Ein Hersteller, der einen mit zwei Schrauben ausgerichteten Co-rotating-Extruder betreibt, mußte ein abgenutztes Fassmodul ersetzen, das seit vielen Jahren ununterbrochen in Betrieb war.Der ursprüngliche Ausrüstungshersteller lieferte keine technischen Zeichnungen mehr., und nur das gebrauchte Fassmodul blieb verfügbar.

Die Herausforderung bestand nicht nur darin, ein Ersatzteil herzustellen, sondern das ursprüngliche Design genau zu rekonstruieren und dabei die vollständige Kompatibilität mit dem bestehenden Extrusionssystem zu erhalten.

In dieser Fallstudie wird erläutert, wie Reverse Engineering, Präzisionsprüfung und Fertigung zur Entwicklung eines OEM-Ersatzfassmoduls ohne originelle CAD-Zeichnungen verwendet wurden.
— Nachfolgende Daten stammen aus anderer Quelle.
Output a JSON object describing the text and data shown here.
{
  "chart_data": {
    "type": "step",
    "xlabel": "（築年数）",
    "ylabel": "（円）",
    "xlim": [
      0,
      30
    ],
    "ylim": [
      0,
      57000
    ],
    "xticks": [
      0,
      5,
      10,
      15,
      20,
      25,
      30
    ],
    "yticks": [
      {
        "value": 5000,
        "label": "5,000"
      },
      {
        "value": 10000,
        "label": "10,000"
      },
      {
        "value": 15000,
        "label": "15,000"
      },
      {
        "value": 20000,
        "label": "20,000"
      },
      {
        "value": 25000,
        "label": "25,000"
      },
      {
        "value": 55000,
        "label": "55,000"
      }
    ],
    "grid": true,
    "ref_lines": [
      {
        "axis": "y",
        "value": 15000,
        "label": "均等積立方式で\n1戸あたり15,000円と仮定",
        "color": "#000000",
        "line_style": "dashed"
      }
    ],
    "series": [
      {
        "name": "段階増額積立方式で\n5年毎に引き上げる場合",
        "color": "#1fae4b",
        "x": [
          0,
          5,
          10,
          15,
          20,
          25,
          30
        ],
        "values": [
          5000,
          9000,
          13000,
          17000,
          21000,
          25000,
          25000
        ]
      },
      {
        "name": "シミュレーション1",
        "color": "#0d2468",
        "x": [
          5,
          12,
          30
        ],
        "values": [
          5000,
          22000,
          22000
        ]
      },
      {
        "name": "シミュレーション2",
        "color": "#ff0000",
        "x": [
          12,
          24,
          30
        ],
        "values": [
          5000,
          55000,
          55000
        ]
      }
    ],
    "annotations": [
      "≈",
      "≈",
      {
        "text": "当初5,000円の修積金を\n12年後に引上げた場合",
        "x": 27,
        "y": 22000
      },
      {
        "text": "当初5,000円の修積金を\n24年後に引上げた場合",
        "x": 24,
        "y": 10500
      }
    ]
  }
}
OEM replacement twin screw extruder parts

Kundenanforderungen

Der Kunde benötigte ein Ersatztankmodul, das direkt in die bestehende Extrusionsleitung installiert werden konnte, ohne benachbarte Komponenten zu verändern.

Die Projektanforderungen umfassten:

  • Keine Original-CAD-Zeichnungen oder Fertigungsunterlagen
  • Nur ein abgenutztes Fassmodul ist als Referenz verfügbar
  • Vollständige Kompatibilität mit den vorhandenen Schraubwellen und benachbarten Laufabschnitten
  • Genaue Wiederherstellung von Installationsoberflächen und kritischen Abmessungen
  • Zuverlässige Leistung bei Dauerproduktion

Ziel war es, die Funktionsmerkmale des ursprünglichen Fassmoduls wiederzugeben und gleichzeitig eine gleichbleibende Herstellungsqualität zu gewährleisten.

Ingenieurtechnische Herausforderungen
Verschleiß hatte wichtige Dimensionen verändert

Das zurückgeführte Laufmodul hatte einen langjährigen Betrieb erlebt, was zu Verschleiß an mehreren funktionalen Oberflächen führte.

Die technische Auswertung ergab, daß die direkte Messung des abgenutzten Bauteils die ursprüngliche Geometrie nicht genau darstellen würde.

Stattdessen musste das Ingenieurteam Referenzmerkmale identifizieren, die stabil blieben, und die fehlenden Abmessungen durch Analyse rekonstruieren.

Keine ursprünglichen technischen Daten

Der Kunde konnte nicht:

  • CAD-Zeichnungen
  • Montagezeichnungen
  • Materialspezifikationen
  • Fertigungsgrenzen

Jede kritische Dimension musste durch Reverse Engineering neu aufgebaut werden.

Beibehaltung der Kompatibilität der Baugruppe

Das Ersatztunnelmodul, das zur Erhaltung der Kompatibilität mit

  • Bestehende Schraubelemente
  • Anliegende Fassmodule
  • Montageoberflächen
  • Anschlüsse der Kühlsysteme

Selbst geringe Abweichungen der Abmessungen könnten die Präzision der Montage und den langfristigen Betrieb beeinträchtigen.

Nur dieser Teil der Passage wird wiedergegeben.